NNMT expression is markedly upregulated in adipose tissue with ageing and obesity. The Banks/Imai work and follow-on research has established NNMT as a metabolic checkpoint enzyme whose activity contributes to the age- and obesity-associated decline in tissue NAD+ levels and methylation capacity.
5-Amino-1MQ is a small-molecule NNMT inhibitor (Neelakantan et al.) that competitively blocks the NNMT active site. Preclinical research in obesity models has documented reduced fat mass and improved metabolic markers with 5-Amino-1MQ dosing — effects attributed to restored adipose NAD+ levels and methylation capacity rather than direct lipolytic or anorexigenic activity.

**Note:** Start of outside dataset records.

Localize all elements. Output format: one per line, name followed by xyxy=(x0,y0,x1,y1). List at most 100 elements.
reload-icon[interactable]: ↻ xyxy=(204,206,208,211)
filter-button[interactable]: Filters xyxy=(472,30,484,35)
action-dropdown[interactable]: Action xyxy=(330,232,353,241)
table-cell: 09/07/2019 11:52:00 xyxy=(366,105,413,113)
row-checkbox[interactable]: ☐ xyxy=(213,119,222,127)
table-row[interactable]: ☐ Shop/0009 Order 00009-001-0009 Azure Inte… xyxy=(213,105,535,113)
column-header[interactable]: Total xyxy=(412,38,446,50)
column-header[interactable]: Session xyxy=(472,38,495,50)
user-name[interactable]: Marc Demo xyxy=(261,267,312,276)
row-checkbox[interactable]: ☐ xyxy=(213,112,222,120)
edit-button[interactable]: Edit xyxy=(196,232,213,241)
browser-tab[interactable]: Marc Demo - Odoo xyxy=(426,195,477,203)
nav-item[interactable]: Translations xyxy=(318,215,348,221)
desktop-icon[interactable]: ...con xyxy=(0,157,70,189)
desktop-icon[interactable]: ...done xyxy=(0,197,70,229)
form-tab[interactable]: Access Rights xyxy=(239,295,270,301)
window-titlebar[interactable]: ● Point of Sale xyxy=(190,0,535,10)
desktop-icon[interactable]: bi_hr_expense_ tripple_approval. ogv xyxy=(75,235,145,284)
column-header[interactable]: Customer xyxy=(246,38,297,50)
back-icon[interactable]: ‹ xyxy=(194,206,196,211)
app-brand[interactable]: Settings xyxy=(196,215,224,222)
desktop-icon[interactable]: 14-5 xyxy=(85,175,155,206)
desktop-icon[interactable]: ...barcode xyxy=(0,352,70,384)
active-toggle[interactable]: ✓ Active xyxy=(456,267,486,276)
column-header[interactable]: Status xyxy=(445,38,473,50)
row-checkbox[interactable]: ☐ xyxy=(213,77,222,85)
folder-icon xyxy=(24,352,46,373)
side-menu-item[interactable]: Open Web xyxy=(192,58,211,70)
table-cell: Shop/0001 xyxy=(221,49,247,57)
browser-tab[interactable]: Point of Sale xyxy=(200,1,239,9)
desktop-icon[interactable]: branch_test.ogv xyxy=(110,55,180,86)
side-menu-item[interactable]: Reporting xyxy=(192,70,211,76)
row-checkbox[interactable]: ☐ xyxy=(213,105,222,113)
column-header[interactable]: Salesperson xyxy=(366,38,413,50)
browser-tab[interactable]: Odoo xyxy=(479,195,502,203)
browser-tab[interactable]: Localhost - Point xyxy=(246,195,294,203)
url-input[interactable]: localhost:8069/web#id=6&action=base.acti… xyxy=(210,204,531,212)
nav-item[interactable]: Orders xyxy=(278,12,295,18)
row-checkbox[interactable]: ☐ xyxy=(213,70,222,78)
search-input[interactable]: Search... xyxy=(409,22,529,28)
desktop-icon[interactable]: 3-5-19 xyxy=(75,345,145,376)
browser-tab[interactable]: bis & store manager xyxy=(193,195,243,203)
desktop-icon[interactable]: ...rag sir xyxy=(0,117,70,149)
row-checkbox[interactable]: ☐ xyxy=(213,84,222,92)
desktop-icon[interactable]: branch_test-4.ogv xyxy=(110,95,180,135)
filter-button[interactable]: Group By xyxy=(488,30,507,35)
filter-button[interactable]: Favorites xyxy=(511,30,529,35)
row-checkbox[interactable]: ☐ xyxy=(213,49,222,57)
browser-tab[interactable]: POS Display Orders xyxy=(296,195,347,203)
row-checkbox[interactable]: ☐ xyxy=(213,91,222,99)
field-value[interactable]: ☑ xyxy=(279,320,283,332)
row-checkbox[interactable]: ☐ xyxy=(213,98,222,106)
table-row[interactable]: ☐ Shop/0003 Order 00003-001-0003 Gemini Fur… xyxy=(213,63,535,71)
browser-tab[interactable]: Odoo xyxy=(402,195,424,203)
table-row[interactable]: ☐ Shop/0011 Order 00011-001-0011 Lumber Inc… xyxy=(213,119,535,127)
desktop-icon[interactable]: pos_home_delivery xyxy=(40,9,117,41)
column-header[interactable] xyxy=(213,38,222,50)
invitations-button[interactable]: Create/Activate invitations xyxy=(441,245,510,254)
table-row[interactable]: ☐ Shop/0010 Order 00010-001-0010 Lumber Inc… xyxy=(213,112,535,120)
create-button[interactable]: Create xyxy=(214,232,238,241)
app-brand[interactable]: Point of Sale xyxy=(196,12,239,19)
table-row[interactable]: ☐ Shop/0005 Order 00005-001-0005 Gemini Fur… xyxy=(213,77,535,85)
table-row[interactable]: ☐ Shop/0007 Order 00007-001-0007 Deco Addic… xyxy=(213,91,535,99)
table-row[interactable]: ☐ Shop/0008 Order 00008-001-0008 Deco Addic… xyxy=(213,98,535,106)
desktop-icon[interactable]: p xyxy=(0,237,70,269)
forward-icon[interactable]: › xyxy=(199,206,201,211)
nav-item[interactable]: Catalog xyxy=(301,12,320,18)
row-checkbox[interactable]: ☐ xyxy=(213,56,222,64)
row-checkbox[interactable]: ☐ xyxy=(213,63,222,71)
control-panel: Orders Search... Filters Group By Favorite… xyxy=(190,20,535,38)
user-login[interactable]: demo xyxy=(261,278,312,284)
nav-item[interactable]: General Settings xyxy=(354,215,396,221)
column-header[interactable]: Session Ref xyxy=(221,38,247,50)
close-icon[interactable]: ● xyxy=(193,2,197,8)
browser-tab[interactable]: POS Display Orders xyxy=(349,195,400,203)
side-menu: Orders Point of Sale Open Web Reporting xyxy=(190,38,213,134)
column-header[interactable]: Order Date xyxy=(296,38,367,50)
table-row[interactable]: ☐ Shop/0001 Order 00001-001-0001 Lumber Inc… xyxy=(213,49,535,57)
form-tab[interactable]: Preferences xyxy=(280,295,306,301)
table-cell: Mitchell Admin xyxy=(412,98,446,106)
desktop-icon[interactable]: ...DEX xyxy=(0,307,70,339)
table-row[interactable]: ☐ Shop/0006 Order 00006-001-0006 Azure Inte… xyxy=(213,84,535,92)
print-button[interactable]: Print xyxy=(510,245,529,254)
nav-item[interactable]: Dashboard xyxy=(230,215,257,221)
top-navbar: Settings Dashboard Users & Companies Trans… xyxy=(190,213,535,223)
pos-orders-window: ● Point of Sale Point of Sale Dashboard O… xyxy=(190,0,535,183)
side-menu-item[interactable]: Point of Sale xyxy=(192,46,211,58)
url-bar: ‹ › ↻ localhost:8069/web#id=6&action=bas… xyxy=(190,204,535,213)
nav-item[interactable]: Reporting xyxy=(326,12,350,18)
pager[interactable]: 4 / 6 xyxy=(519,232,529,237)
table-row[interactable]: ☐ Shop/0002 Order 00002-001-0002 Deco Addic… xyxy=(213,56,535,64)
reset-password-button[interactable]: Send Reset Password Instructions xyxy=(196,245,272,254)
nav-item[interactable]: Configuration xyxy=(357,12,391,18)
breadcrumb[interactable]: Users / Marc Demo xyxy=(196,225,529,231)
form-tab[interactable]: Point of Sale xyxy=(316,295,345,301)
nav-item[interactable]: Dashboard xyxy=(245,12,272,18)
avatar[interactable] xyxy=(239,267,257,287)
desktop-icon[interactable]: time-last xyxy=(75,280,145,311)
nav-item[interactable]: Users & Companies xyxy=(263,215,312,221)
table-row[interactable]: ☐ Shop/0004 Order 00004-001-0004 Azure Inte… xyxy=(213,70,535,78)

Foundational research from Banks, Imai and colleagues (Cell Metabolism, 2014; Nature Communications, 2018) established NNMT as a metabolic checkpoint in adipose tissue. NNMT knockout mice on high-fat diet were protected from diet-induced obesity; NNMT expression in adipose biopsies correlated with insulin resistance in human cohorts.
5-Amino-1MQ research has built directly on this. Preclinical obesity models with 5-Amino-1MQ dosing have documented reduced fat mass, improved glucose tolerance and preserved metabolic flexibility — outcomes attributed to the restored NAD+/methylation balance in adipocytes rather than direct anorexigenic effects.

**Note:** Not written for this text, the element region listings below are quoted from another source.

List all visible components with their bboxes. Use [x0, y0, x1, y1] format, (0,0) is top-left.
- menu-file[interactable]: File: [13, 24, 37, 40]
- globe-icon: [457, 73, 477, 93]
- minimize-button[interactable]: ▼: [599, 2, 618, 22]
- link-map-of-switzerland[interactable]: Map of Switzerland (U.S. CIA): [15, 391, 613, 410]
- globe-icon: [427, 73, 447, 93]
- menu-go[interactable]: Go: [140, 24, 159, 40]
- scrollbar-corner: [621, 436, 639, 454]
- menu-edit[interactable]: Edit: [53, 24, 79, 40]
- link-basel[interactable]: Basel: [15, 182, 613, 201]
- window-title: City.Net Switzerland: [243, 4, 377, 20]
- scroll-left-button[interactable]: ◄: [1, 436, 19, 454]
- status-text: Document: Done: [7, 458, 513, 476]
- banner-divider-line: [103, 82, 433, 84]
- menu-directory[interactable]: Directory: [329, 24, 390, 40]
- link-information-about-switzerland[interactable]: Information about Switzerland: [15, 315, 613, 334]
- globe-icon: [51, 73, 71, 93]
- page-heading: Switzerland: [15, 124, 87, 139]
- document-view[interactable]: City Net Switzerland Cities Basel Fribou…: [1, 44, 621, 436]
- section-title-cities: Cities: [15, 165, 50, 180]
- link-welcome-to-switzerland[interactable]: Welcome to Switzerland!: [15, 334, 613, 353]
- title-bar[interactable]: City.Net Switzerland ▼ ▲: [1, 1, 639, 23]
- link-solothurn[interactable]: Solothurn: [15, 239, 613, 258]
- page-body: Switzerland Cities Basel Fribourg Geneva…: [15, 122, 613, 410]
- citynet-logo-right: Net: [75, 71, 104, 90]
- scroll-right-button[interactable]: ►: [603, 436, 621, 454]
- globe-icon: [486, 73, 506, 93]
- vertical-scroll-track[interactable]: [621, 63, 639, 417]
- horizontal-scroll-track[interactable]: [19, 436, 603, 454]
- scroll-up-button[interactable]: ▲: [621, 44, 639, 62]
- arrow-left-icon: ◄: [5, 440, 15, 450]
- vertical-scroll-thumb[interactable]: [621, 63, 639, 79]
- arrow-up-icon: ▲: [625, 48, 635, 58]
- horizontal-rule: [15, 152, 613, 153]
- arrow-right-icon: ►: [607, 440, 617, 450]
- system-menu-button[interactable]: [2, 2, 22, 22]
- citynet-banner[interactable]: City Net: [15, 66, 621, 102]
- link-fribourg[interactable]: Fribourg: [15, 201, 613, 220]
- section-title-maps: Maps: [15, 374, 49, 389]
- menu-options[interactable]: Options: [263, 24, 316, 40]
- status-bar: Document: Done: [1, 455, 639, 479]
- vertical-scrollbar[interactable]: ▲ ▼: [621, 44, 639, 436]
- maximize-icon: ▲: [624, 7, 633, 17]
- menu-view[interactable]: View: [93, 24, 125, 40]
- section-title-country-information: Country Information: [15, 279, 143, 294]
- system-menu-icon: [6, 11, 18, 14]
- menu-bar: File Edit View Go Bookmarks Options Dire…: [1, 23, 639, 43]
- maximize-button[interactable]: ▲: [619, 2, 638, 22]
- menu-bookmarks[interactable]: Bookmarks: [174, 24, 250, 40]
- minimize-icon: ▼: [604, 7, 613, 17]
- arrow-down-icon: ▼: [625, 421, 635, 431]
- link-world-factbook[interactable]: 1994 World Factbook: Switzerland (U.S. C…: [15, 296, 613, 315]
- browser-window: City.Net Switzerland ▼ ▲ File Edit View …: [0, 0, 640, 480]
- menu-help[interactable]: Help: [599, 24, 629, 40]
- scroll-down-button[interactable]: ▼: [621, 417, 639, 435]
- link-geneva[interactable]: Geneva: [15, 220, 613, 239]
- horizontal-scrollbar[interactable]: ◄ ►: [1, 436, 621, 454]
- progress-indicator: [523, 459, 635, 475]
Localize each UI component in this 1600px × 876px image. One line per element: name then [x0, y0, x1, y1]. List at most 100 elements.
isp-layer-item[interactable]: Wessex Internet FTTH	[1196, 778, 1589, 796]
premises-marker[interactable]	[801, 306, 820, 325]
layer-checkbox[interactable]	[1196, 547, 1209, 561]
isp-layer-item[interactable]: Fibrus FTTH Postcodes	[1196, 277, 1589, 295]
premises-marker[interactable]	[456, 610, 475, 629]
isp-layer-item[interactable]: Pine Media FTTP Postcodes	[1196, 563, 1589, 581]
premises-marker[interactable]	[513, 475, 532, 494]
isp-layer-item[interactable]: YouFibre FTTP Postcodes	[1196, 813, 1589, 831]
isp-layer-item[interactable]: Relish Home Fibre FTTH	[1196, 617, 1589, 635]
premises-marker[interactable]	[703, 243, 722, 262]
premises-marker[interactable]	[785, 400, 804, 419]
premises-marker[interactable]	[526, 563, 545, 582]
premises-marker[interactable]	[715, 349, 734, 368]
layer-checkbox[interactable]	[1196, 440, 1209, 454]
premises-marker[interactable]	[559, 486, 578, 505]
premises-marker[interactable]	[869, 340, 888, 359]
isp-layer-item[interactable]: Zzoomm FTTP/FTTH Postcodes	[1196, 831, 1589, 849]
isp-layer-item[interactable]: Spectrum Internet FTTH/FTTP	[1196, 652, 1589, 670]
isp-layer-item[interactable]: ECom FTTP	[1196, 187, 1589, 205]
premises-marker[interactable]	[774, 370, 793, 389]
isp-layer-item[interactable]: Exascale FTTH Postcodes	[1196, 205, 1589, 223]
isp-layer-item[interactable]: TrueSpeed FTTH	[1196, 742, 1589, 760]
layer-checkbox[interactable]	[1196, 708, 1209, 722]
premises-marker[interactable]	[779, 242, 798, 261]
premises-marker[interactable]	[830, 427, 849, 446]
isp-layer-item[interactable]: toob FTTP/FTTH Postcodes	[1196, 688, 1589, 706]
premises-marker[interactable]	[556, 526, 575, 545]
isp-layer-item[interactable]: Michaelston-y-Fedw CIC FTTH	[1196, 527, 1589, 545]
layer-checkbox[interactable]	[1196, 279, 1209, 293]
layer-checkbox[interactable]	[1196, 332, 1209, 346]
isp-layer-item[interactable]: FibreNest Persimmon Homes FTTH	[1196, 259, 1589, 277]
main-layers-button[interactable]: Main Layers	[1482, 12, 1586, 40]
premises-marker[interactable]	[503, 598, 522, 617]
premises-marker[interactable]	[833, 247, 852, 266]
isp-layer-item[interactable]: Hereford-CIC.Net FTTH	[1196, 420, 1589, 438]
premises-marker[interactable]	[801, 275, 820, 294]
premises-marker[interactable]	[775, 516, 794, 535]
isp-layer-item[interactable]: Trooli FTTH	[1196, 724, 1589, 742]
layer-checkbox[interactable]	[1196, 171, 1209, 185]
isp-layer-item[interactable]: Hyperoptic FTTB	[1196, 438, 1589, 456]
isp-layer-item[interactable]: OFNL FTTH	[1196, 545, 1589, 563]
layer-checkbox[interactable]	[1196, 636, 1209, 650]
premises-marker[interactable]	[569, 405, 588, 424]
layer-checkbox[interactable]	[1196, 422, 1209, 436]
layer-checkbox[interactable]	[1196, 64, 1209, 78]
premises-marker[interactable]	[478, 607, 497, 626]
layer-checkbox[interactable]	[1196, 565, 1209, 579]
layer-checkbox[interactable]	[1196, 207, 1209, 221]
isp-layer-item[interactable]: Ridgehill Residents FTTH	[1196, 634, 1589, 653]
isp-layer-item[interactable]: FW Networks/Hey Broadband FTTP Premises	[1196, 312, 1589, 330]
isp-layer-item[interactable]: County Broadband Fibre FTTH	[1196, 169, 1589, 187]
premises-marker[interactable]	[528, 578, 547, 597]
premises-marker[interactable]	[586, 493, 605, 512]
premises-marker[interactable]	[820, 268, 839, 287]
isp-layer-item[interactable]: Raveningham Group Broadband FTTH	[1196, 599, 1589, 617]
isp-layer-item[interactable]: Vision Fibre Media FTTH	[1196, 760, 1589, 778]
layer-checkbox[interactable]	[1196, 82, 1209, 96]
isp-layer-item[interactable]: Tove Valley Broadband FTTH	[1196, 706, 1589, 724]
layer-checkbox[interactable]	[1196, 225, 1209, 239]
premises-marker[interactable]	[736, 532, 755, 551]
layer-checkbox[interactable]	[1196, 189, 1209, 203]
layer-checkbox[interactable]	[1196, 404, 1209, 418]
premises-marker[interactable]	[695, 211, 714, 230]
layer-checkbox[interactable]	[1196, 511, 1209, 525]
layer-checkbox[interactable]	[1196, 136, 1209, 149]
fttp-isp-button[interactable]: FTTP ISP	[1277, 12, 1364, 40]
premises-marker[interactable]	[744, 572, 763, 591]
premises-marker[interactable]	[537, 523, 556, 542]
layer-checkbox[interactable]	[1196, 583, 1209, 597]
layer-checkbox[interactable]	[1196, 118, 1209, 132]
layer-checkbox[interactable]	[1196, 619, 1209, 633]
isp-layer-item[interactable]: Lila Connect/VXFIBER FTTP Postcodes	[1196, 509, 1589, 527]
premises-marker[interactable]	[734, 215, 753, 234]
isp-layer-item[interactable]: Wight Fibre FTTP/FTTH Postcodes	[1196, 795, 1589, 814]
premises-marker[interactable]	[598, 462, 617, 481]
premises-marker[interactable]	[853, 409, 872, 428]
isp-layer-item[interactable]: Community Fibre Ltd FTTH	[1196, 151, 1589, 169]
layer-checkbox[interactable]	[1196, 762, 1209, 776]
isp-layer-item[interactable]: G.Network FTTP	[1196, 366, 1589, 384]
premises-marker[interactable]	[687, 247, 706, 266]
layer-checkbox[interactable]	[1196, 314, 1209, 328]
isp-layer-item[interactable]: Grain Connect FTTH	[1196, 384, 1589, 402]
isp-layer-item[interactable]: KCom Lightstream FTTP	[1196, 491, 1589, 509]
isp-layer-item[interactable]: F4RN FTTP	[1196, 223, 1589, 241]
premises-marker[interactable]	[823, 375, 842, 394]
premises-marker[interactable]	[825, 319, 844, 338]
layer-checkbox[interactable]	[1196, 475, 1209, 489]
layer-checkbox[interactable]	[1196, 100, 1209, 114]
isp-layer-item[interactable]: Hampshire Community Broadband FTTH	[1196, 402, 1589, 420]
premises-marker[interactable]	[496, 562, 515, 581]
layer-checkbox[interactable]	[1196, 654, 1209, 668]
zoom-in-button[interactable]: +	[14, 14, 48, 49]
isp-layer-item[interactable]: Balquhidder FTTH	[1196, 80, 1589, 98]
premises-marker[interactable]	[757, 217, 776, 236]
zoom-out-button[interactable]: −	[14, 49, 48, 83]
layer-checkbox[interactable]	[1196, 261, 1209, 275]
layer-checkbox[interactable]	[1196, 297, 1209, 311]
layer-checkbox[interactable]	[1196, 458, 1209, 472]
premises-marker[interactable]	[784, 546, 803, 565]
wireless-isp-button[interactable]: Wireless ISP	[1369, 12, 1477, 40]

5-Amino-1MQ occupies a distinct position in NAD+-restoration research. Where direct NAD+ administration and the precursor strategies (NMN, NR) increase the substrate pool from outside, NNMT inhibition prevents internal substrate depletion — a "spare the precursor" rather than "supplement the precursor" pharmacologic strategy.
The compound is included in the Mito Stack alongside NAD+ and MOTS-c, where the three components address three distinct nodes of the NAD+/mitochondrial energy axis: direct substrate provision (NAD+), upstream signalling (MOTS-c on AMPK), and the NNMT bottleneck (5-Amino-1MQ).